If you’ve eaten breakfast at our B&B you will know how tasty Fiona’s cooked breakfasts are and we believe that it’s not just because Fiona has made it, but because everything is fresh and from good local suppliers. The bacon, sausage and black pudding is from the local butcher, made from our own pigs, the eggs are from the hens on the farm, the milk, cheese and butter is from Isle of Man Creamery, the bread is from Ramsey Bakery, the honey from our bees, and jams are homemade.
We also have a vegetable patch where we grow all sorts of vegetables. The other day we have been harvesting our own vegetables and they were delicious. It is very satisfying to have food from farm to table.
While it might be cheaper to buy imported or value produce and products, it’s worth spending that bit extra on local food. Manx bread, milk, cream and cheese are more or less the same price as imported or value versions and so it makes sense to us to buy local, as the money goes to local businesses who pay their workers a fair wage which then helps the Manx economy.
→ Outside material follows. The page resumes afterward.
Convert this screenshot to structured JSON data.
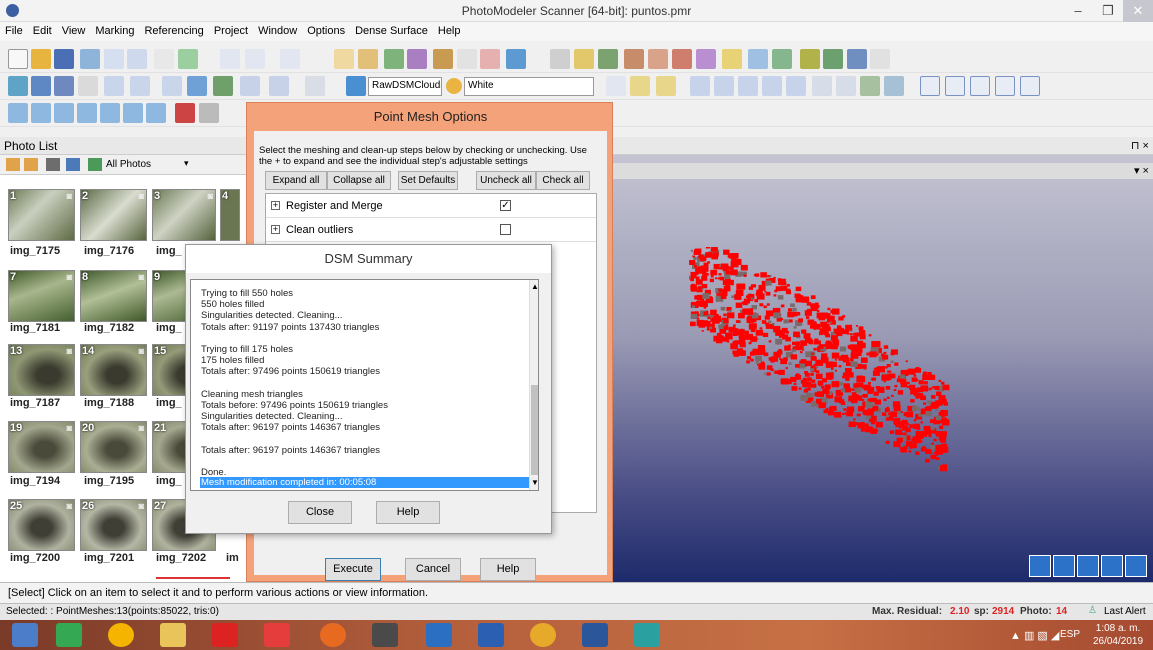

Meat can be more expensive to buy than the imported or supermarket value versions, but it’s worth paying that little extra. We know the meat has come from Manx farms, who take care of their livestock, following high standards. The important thing to consider while buying the cheaper versions of meat, dairy, eggs or any animal product, is how that animal has been looked after and how far the meat has travelled as well as its living conditions.
It’s sad to think that much beef, pork and chicken won’t see the light of day due to intensive factory farming. Regrettably demand for cheap meat, dairy, poultry etc has led to mass factory farming which has forced businesses to value money and mistreatment of workers and livestock over valuing a fair wage and livestock welfare.
What do honourable conditions look like for employee and livestock? For workers it’s earning no less that minimum wage so they can provide for their family. For livestock, it’s enabling them to roam free in a field, to be fed the right food, to receive the adequate care they need
How can you help? Well, one start is to buy local. Research where your food comes from in your home and see how that affects the environment, animal, worker and the impact it has globally.
When you buy eggs look out for the number. 0- Organic 1-Free Range 2-Barn 3-Caged. When you buy meat see if it’s local. When you buy dairy buy Manx! You’ll be surprised at how much you can buy locally. In short local = happy and well looked after livestock, good working conditions for employees, money in economy and finally very tasty produce! Think local, buy local.